4 pillars of getting rich

I can explain to you the Monte Carlo Simulations and Random Walk Theories of the world but building wealth is essentially a matter of understanding the 4 most fundamental building blocks.

Income, Taxes, Expenses, Investment

As I am writing this post, I am thinking in my mind ‘wait, what’s the big difference between taxes and expenses’ – they seem to be both subtractions to Income to arrive at ‘investment’. There are several distinctions – first being the other in which they occur. For employed people, it’s income -> taxes -> expenses -> investment. For self-employed people, it’s income -> expenses -> taxes -> investment.

Let us examine each of the 4 blocks:

4 pillars of financial success

4 pillars of financial success

1. Income – it is a no-brainer that the more income you earn the richer you can get. This block I think is fairly well understood. Though there are advanced level concepts like having multiple income streams, but overall the concept is fairly well understood.

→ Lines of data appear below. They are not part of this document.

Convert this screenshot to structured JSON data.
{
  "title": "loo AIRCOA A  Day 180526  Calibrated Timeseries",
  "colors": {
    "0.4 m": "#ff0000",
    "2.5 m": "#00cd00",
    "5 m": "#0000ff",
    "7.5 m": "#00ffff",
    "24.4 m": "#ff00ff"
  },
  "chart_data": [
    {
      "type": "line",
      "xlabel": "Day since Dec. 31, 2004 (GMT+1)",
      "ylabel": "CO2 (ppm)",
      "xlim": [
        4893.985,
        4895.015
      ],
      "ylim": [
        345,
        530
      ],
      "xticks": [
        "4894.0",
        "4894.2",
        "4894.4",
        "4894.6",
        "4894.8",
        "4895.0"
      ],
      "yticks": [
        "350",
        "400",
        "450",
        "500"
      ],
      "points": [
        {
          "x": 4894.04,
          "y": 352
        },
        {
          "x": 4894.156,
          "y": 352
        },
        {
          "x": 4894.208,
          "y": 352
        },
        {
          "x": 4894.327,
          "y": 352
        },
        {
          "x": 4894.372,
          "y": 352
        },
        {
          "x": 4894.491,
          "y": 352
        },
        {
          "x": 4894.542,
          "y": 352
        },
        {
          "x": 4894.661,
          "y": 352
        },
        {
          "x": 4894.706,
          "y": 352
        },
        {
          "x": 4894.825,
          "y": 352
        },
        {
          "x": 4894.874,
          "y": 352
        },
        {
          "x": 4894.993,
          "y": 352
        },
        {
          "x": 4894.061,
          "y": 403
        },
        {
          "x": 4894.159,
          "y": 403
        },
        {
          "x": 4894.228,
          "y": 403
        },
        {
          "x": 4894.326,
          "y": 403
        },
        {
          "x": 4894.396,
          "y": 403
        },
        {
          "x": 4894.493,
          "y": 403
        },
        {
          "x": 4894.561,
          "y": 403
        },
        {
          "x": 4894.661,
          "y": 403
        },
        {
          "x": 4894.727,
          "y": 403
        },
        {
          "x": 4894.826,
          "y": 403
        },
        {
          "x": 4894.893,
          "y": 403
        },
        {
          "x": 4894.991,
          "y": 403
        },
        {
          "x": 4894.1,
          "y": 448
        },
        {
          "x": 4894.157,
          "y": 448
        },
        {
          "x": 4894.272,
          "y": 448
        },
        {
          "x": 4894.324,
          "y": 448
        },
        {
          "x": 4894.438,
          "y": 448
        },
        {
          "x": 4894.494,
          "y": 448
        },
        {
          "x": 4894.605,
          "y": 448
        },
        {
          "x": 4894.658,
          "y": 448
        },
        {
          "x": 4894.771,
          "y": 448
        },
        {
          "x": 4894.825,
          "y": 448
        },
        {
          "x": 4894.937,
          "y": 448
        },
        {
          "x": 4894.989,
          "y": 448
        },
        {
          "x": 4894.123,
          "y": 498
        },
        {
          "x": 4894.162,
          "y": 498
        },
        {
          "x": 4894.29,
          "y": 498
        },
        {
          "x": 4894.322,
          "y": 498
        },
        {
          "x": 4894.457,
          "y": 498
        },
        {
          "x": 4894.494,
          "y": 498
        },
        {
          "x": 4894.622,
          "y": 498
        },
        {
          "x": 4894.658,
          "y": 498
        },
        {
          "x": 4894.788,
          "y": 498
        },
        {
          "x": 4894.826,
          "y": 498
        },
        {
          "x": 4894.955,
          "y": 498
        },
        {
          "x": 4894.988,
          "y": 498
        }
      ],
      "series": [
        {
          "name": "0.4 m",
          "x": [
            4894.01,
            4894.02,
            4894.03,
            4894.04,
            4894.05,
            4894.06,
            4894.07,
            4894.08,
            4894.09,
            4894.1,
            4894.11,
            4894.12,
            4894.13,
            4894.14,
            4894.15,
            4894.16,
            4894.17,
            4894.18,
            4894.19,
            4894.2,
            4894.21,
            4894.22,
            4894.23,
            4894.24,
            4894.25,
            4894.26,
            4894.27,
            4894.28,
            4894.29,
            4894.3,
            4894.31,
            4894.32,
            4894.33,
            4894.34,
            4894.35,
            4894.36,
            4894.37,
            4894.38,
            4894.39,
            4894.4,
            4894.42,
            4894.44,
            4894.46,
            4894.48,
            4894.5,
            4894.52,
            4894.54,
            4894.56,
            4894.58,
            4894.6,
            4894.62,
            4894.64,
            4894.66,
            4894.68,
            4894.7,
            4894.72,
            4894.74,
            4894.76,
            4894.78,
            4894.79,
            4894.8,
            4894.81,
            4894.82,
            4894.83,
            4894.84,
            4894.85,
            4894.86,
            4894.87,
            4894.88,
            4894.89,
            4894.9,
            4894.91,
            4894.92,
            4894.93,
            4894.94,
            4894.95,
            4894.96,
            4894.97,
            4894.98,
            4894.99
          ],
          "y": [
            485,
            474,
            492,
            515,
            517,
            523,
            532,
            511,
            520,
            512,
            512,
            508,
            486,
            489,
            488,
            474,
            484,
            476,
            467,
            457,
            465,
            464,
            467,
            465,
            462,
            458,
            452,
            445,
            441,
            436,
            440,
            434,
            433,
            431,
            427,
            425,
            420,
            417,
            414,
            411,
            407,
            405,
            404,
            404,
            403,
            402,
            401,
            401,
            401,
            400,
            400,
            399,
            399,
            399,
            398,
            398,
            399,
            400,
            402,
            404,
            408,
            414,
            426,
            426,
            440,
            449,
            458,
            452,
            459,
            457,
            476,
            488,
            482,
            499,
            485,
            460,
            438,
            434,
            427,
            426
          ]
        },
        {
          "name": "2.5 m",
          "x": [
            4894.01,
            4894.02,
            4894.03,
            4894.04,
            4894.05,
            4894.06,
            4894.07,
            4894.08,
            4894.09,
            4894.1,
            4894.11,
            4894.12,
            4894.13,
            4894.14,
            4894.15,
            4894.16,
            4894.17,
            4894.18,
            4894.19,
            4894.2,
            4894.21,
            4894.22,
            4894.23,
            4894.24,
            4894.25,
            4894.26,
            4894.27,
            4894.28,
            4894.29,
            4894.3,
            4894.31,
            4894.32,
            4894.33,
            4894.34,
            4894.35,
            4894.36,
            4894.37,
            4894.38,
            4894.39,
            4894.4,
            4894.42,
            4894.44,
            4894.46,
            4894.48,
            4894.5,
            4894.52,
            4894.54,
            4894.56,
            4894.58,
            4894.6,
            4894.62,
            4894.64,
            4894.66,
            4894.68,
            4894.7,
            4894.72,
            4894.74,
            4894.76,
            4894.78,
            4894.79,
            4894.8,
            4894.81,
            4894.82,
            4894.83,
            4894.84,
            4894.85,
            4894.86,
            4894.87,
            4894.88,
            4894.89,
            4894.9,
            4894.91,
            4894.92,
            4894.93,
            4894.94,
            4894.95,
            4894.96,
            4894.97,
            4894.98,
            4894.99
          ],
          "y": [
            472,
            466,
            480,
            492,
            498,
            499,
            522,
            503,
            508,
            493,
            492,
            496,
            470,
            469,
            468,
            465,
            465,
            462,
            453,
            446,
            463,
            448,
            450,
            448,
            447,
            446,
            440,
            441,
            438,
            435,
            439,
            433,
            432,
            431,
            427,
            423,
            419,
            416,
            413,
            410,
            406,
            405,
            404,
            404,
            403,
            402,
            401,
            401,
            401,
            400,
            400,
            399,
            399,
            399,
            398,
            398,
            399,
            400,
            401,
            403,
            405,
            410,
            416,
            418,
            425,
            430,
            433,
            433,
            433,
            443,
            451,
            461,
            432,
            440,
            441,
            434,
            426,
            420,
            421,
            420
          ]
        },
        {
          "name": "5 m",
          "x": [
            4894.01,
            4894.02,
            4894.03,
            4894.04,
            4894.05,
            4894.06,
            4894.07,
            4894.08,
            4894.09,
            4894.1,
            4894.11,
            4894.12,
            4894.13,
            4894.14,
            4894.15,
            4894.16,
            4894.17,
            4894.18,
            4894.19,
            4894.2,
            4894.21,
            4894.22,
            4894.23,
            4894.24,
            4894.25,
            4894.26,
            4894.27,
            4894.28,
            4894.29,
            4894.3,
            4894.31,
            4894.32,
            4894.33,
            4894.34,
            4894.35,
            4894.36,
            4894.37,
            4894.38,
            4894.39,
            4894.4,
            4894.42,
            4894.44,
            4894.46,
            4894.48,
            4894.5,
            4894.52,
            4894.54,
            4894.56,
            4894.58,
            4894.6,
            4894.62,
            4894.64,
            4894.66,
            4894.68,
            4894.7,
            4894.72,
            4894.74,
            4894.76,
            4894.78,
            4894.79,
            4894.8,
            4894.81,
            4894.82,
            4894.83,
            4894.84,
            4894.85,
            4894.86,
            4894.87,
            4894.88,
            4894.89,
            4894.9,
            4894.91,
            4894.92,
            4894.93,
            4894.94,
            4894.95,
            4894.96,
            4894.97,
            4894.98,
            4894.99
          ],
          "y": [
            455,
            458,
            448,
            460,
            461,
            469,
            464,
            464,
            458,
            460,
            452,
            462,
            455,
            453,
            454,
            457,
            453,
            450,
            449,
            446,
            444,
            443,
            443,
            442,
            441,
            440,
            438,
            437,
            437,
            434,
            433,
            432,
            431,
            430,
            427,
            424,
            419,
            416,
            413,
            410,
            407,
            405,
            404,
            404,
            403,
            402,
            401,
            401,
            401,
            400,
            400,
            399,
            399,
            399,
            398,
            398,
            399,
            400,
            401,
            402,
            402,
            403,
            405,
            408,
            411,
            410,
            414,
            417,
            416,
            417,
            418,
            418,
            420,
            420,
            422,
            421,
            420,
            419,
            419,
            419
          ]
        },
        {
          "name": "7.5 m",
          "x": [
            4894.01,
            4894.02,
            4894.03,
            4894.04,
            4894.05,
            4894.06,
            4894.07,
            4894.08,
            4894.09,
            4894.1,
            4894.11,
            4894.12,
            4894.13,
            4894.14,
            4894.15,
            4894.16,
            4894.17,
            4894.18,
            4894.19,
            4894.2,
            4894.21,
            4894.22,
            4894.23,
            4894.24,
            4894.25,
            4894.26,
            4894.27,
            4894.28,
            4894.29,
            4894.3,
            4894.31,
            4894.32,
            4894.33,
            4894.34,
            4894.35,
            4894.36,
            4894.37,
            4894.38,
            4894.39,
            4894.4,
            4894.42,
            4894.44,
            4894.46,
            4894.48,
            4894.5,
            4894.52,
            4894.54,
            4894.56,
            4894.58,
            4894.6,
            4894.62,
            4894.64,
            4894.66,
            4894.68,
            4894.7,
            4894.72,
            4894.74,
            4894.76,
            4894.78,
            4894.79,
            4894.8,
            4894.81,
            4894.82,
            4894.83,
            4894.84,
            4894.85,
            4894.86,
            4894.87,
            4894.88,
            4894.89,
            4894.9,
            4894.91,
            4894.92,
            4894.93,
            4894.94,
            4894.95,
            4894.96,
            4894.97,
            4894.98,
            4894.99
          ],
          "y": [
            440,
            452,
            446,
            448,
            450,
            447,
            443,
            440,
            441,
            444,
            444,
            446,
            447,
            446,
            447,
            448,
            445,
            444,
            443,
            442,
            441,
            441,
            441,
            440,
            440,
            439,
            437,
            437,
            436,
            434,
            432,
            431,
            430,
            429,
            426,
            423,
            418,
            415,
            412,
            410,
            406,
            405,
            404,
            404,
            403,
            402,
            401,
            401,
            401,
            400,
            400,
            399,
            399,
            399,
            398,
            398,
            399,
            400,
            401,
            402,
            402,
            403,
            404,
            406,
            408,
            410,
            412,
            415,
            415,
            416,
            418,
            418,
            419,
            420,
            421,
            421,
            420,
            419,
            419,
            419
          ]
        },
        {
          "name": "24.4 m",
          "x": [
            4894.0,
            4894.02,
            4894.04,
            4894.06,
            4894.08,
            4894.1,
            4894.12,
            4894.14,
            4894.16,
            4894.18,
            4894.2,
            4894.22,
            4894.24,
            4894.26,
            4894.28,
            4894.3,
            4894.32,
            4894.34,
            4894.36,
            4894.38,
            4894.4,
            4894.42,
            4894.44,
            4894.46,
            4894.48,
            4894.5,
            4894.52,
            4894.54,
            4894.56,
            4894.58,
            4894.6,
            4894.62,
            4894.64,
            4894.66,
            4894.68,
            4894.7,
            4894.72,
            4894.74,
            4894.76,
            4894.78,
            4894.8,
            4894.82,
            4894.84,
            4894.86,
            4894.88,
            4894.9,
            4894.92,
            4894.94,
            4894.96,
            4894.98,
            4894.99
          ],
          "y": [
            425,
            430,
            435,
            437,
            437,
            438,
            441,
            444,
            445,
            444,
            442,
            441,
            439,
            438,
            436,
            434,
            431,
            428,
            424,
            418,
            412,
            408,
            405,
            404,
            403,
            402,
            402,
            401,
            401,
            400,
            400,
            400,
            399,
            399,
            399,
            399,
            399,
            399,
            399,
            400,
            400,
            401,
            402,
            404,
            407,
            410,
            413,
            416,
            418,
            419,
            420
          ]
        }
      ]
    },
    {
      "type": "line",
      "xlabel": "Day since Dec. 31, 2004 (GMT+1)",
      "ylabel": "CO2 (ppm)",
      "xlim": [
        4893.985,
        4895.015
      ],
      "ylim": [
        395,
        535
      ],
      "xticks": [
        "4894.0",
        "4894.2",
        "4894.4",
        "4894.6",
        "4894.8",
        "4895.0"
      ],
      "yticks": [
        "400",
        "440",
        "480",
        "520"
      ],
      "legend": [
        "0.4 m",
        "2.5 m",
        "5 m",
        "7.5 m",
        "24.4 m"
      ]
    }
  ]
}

2. Taxes – this is the money that goes out of your salary before you get it. So if your income in block-1 above was $100, and you pay 10% in taxes, you get $90 ‘take home’. But if the taxes are 20%, then the take home (after-tax) is only $80. Now there are fully legitimate ways to reduce taxes, we will explore those through out this blog.

3. Expenses – now that you have taken home $80 after paying taxes, you will spend something, on food or clothes or vacations or anything else. Let us say you spend $55. Now you have $25 left.

4. Investment – what do you do with the remaining $25? You should keep a certain portion of it in your checking account for a rainy day, but you should invest the rest. Why? Because investing makes the money grow. How much? I always use 8% as my benchmark, a well diversified stock market portfolio returns somewhere in that range over long periods of time.

Now that we have defined the 4 building blocks – the formula for getting rich is simple: maximize your income, minimize your taxes, minimize your expense, and invest wisely.

P.S. Another problem in just letting all the $25 in your checking account is inflation. Money loses value every year. The same thing will cost a little more tomorrow, and noticeably next year, and significantly more 10 years from now.

OneMoreDime Trivia: Inflation in Russia during 1994 was 840%. A good joke those days was – you should ask for your check when you go in the restaurant and not when you have finished eating; because if it takes you two hours to eat, then the check will be 0.2% higher. (840% per year is about 0.1% per hours).

OneMoreDime Trivia: The highest level of inflation I remember reading is: In Germany(1923), prices rose 2,500% in one month. So a car that costed $10,000 a month back costs $260,000 now (If I had the car, I would sell it now, lol).